Nothing, nothing to be seen for miles in any direction: only grass and more grass, hills and more low, softly sloping hills repeating themselves until they reached the far, light-filled, wavering horizon. Beyond all that, lifting a thousand times higher than the highest hill, the wide sky, a light blue that deepened at its fathomless apex to take on a purple tinge, a few wisps of cloud hanging motionless far above where they stood, two specks in the immensity of plain and sky, light and wind. And the sun, too brilliant to ever look directly at, its rays burning through their clothes, commanding all that lay before them.
~
One morning in mid-July
, they both saw at once a wagon and team approaching from the southeast, the direction of town. They waited as it slowly drew nearer, saw that many heads bobbed around in the wagon, that there were three people on the wagon seat. Staring hard at the people on the seat, Sophie thought joyfully, merciful Virgin! A woman! Before the horses were even stopped, (Percherons, both Sophie and Pierre noted), three of the children, all girls, dropped one by one to the ground, running to where they had come to stand side by side by their tent, then stopped abruptly a safe distance away and stood there shyly, hanging their heads, peeping up to look at the newcomers before dropping their heads again, the oldest girl scuffing in the dirt with her boot, as if she were at home standing in front of the pen of chickens with not a soul between her and the faraway town.

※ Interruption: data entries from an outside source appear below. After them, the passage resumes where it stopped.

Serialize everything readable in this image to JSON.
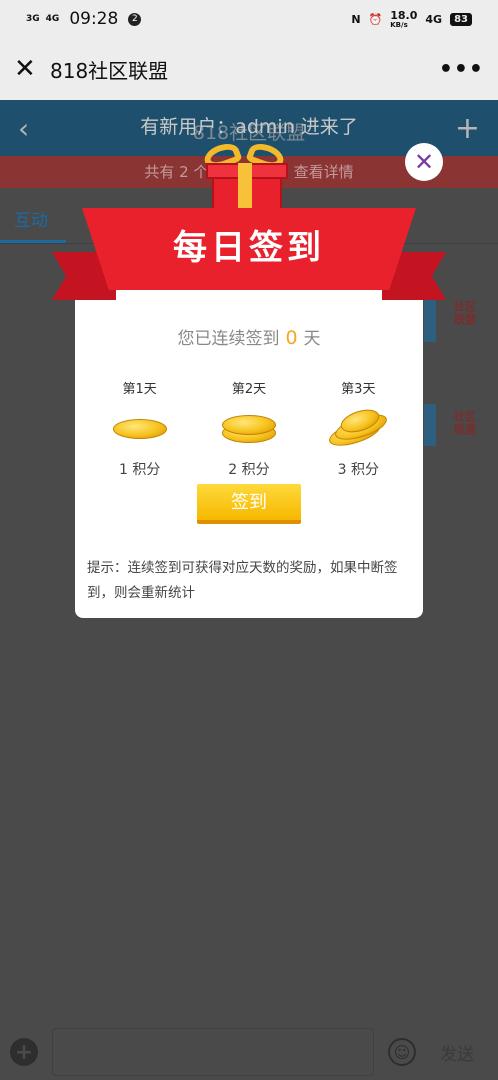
{
  "status_bar": {
    "signal_1": "3G",
    "signal_2": "4G",
    "time": "09:28",
    "notification_count": "2",
    "speed": "18.0",
    "speed_unit": "KB/s",
    "network": "4G",
    "battery": "83"
  },
  "title_bar": {
    "close_glyph": "✕",
    "title": "818社区联盟",
    "more_glyph": "•••"
  },
  "page": {
    "back_glyph": "‹",
    "header_title": "818社区联盟",
    "notice": "有新用户：admin 进来了",
    "plus_glyph": "+",
    "online_banner": "共有 2 个访客，1 人! 查看详情",
    "tab_label": "互动",
    "badge_1": "社区联盟",
    "badge_2": "社区联盟",
    "send_label": "发送"
  },
  "modal": {
    "close_glyph": "✕",
    "title": "每日签到",
    "streak_prefix": "您已连续签到",
    "streak_days": "0",
    "streak_suffix": "天",
    "days": [
      {
        "label": "第1天",
        "points": "1 积分"
      },
      {
        "label": "第2天",
        "points": "2 积分"
      },
      {
        "label": "第3天",
        "points": "3 积分"
      }
    ],
    "button_label": "签到",
    "tip": "提示：连续签到可获得对应天数的奖励，如果中断签到，则会重新统计"
  },
  "colors": {
    "banner_red": "#e8212d",
    "streak_orange": "#f6a623",
    "button_yellow": "#ffd93b",
    "close_purple": "#7b3aa0"
  }
}
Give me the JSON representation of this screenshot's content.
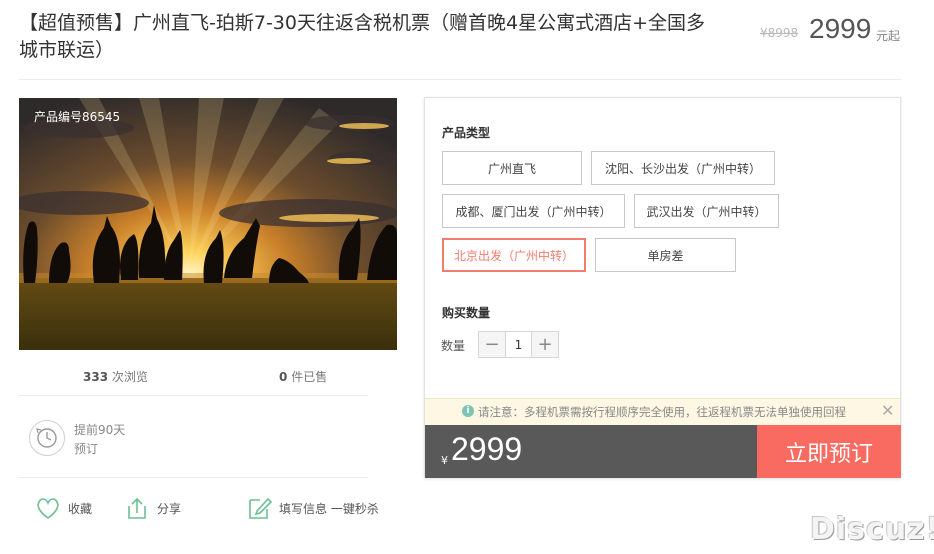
{
  "header": {
    "title": "【超值预售】广州直飞-珀斯7-30天往返含税机票（赠首晚4星公寓式酒店+全国多城市联运）",
    "original_price": "¥8998",
    "price": "2999",
    "price_unit": "元起"
  },
  "photo": {
    "product_number": "产品编号86545"
  },
  "stats": {
    "views_count": "333",
    "views_label": "次浏览",
    "sold_count": "0",
    "sold_label": "件已售"
  },
  "advance": {
    "line1": "提前90天",
    "line2": "预订"
  },
  "actions": {
    "favorite": "收藏",
    "share": "分享",
    "fill_info": "填写信息 一键秒杀"
  },
  "options": {
    "type_label": "产品类型",
    "items": [
      "广州直飞",
      "沈阳、长沙出发（广州中转）",
      "成都、厦门出发（广州中转）",
      "武汉出发（广州中转）",
      "北京出发（广州中转）",
      "单房差"
    ],
    "selected_index": 4,
    "qty_section_label": "购买数量",
    "qty_label": "数量",
    "qty_minus": "−",
    "qty_value": "1",
    "qty_plus": "+"
  },
  "notice": {
    "icon": "i",
    "text": "请注意：多程机票需按行程顺序完全使用，往返程机票无法单独使用回程",
    "close": "✕"
  },
  "purchase": {
    "currency": "¥",
    "price": "2999",
    "book_label": "立即预订"
  },
  "watermark": "Discuz!",
  "colors": {
    "accent": "#f96b61",
    "selected_border": "#f07d6e",
    "bar_bg": "#595959",
    "notice_bg": "#fdf7e3",
    "icon_green": "#6cbf8f"
  }
}
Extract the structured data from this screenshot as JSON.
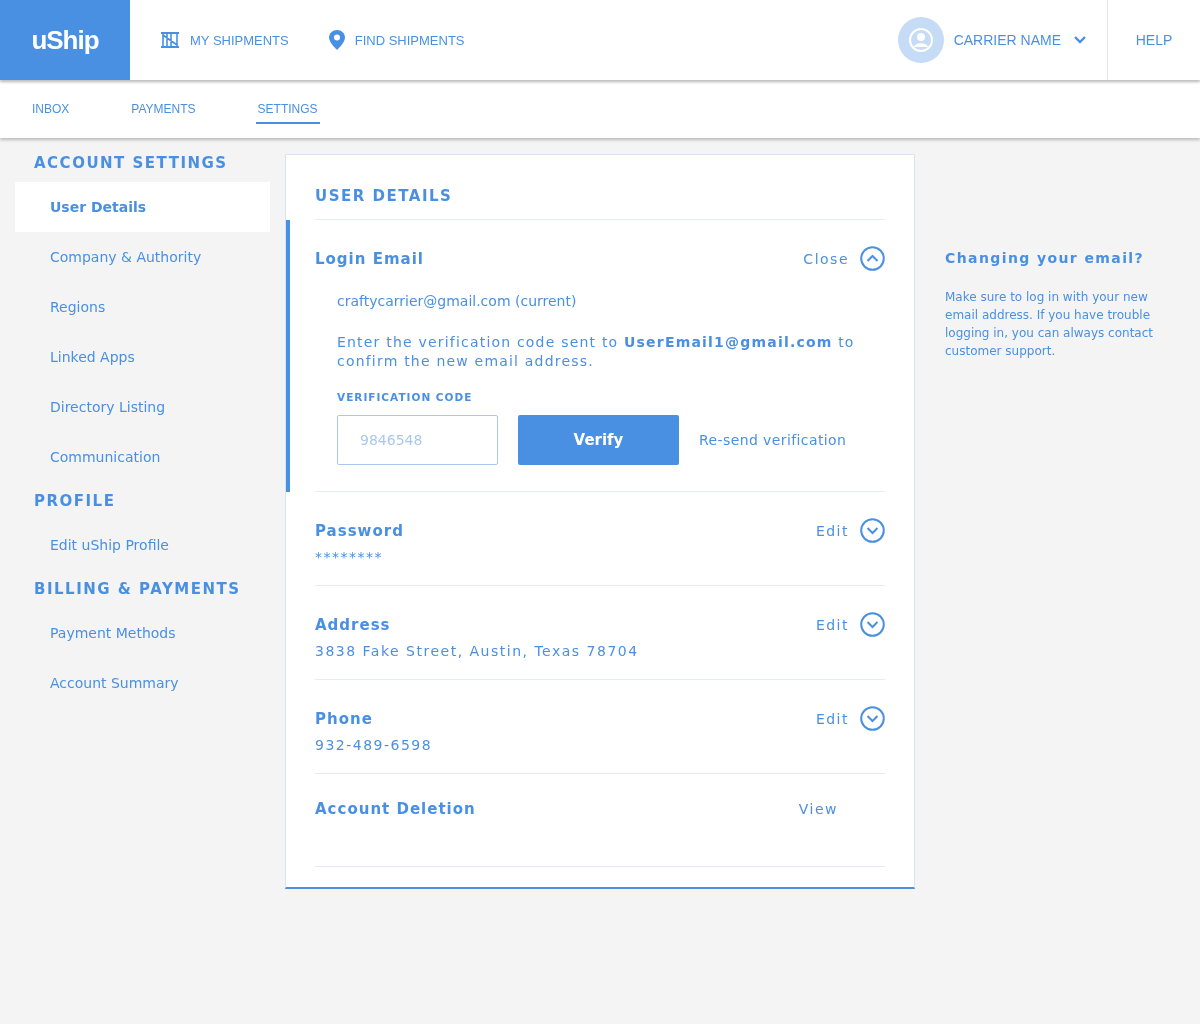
{
  "header": {
    "logo": "uShip",
    "nav": [
      {
        "label": "MY SHIPMENTS",
        "kind": "crate"
      },
      {
        "label": "FIND SHIPMENTS",
        "kind": "pin"
      }
    ],
    "user": "CARRIER NAME",
    "help": "HELP"
  },
  "subnav": [
    {
      "label": "INBOX",
      "selected": false
    },
    {
      "label": "PAYMENTS",
      "selected": false
    },
    {
      "label": "SETTINGS",
      "selected": true
    }
  ],
  "sidebar": [
    {
      "heading": "ACCOUNT SETTINGS",
      "items": [
        {
          "label": "User Details",
          "selected": true
        },
        {
          "label": "Company & Authority",
          "selected": false
        },
        {
          "label": "Regions",
          "selected": false
        },
        {
          "label": "Linked Apps",
          "selected": false
        },
        {
          "label": "Directory Listing",
          "selected": false
        },
        {
          "label": "Communication",
          "selected": false
        }
      ]
    },
    {
      "heading": "PROFILE",
      "items": [
        {
          "label": "Edit uShip Profile",
          "selected": false
        }
      ]
    },
    {
      "heading": "BILLING & PAYMENTS",
      "items": [
        {
          "label": "Payment Methods",
          "selected": false
        },
        {
          "label": "Account Summary",
          "selected": false
        }
      ]
    }
  ],
  "panel": {
    "title": "USER DETAILS",
    "sections": [
      {
        "label": "Login Email",
        "action": "Close",
        "expanded": true,
        "current": "craftycarrier@gmail.com (current)",
        "instructions": "Enter the verification code sent to **UserEmail1@gmail.com** to confirm the new email address.",
        "code_label": "VERIFICATION CODE",
        "code_placeholder": "9846548",
        "verify": "Verify",
        "resend": "Re-send verification"
      },
      {
        "label": "Password",
        "action": "Edit",
        "expanded": false,
        "value": "********"
      },
      {
        "label": "Address",
        "action": "Edit",
        "expanded": false,
        "value": "3838 Fake Street, Austin, Texas 78704"
      },
      {
        "label": "Phone",
        "action": "Edit",
        "expanded": false,
        "value": "932-489-6598"
      },
      {
        "label": "Account Deletion",
        "action": "View"
      }
    ]
  },
  "help_box": {
    "title": "Changing your email?",
    "text": "Make sure to log in with your new email address. If you have trouble logging in, you can always contact customer support."
  }
}
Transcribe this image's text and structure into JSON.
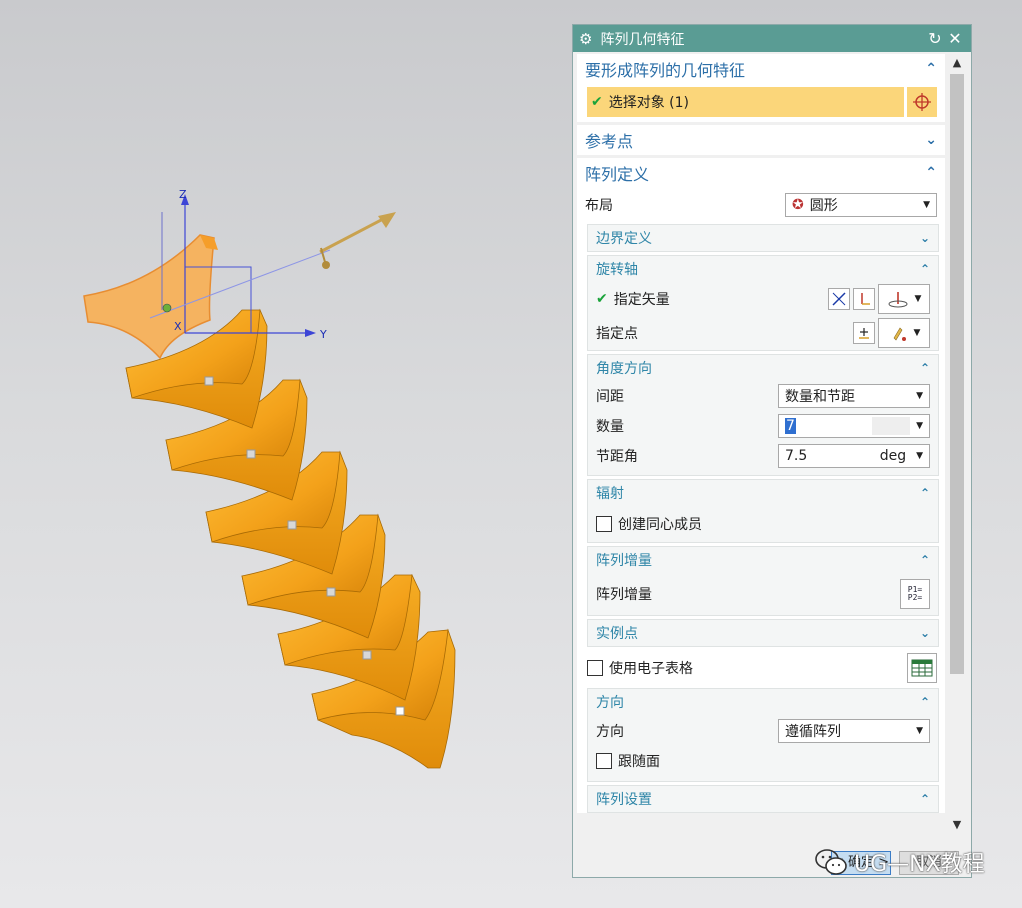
{
  "dialog": {
    "title": "阵列几何特征",
    "sections": {
      "geom": {
        "header": "要形成阵列的几何特征",
        "select_label": "选择对象 (1)"
      },
      "ref": {
        "header": "参考点"
      },
      "def": {
        "header": "阵列定义",
        "layout_label": "布局",
        "layout_value": "圆形",
        "boundary": {
          "header": "边界定义"
        },
        "axis": {
          "header": "旋转轴",
          "vector_label": "指定矢量",
          "point_label": "指定点"
        },
        "angle": {
          "header": "角度方向",
          "spacing_label": "间距",
          "spacing_value": "数量和节距",
          "count_label": "数量",
          "count_value": "7",
          "pitch_label": "节距角",
          "pitch_value": "7.5",
          "pitch_unit": "deg"
        },
        "radial": {
          "header": "辐射",
          "concentric_label": "创建同心成员"
        },
        "increment": {
          "header": "阵列增量",
          "label": "阵列增量",
          "icon_text1": "P1=",
          "icon_text2": "P2="
        }
      },
      "instance": {
        "header": "实例点"
      },
      "spreadsheet_label": "使用电子表格",
      "orientation": {
        "header": "方向",
        "label": "方向",
        "value": "遵循阵列",
        "follow_face_label": "跟随面"
      },
      "settings": {
        "header": "阵列设置"
      }
    },
    "buttons": {
      "ok": "< 确定 >",
      "cancel": "取消"
    }
  },
  "viewport": {
    "axis_z": "Z",
    "axis_y": "Y",
    "axis_x": "X"
  },
  "watermark": {
    "text": "UG—NX教程"
  },
  "colors": {
    "title_bar": "#5a9c94",
    "section_header": "#2c6fa8",
    "highlight": "#fbd67a",
    "part": "#f3a41c"
  }
}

The man holding the reins called,
“Bonjour, bonjour! Comment allez vous!”
– they were French! – and was climbing down from the wagon, reins still in his hands and shaking Pierre’s hand as if to pump his arm off. Pierre, at first tense when they saw the wagon coming, now grinned from ear to ear. Before they had even stopped, Sophie, and certainly also Pierre, knew them to be the Beausoleil’s whom they had never met, nor gone to visit themselves because of lack of time–they had to get the crop in as soon as Pierre had broken a small patch of ground – although they kept hoping to go “any day now,” as Pierre would tell her if she asked.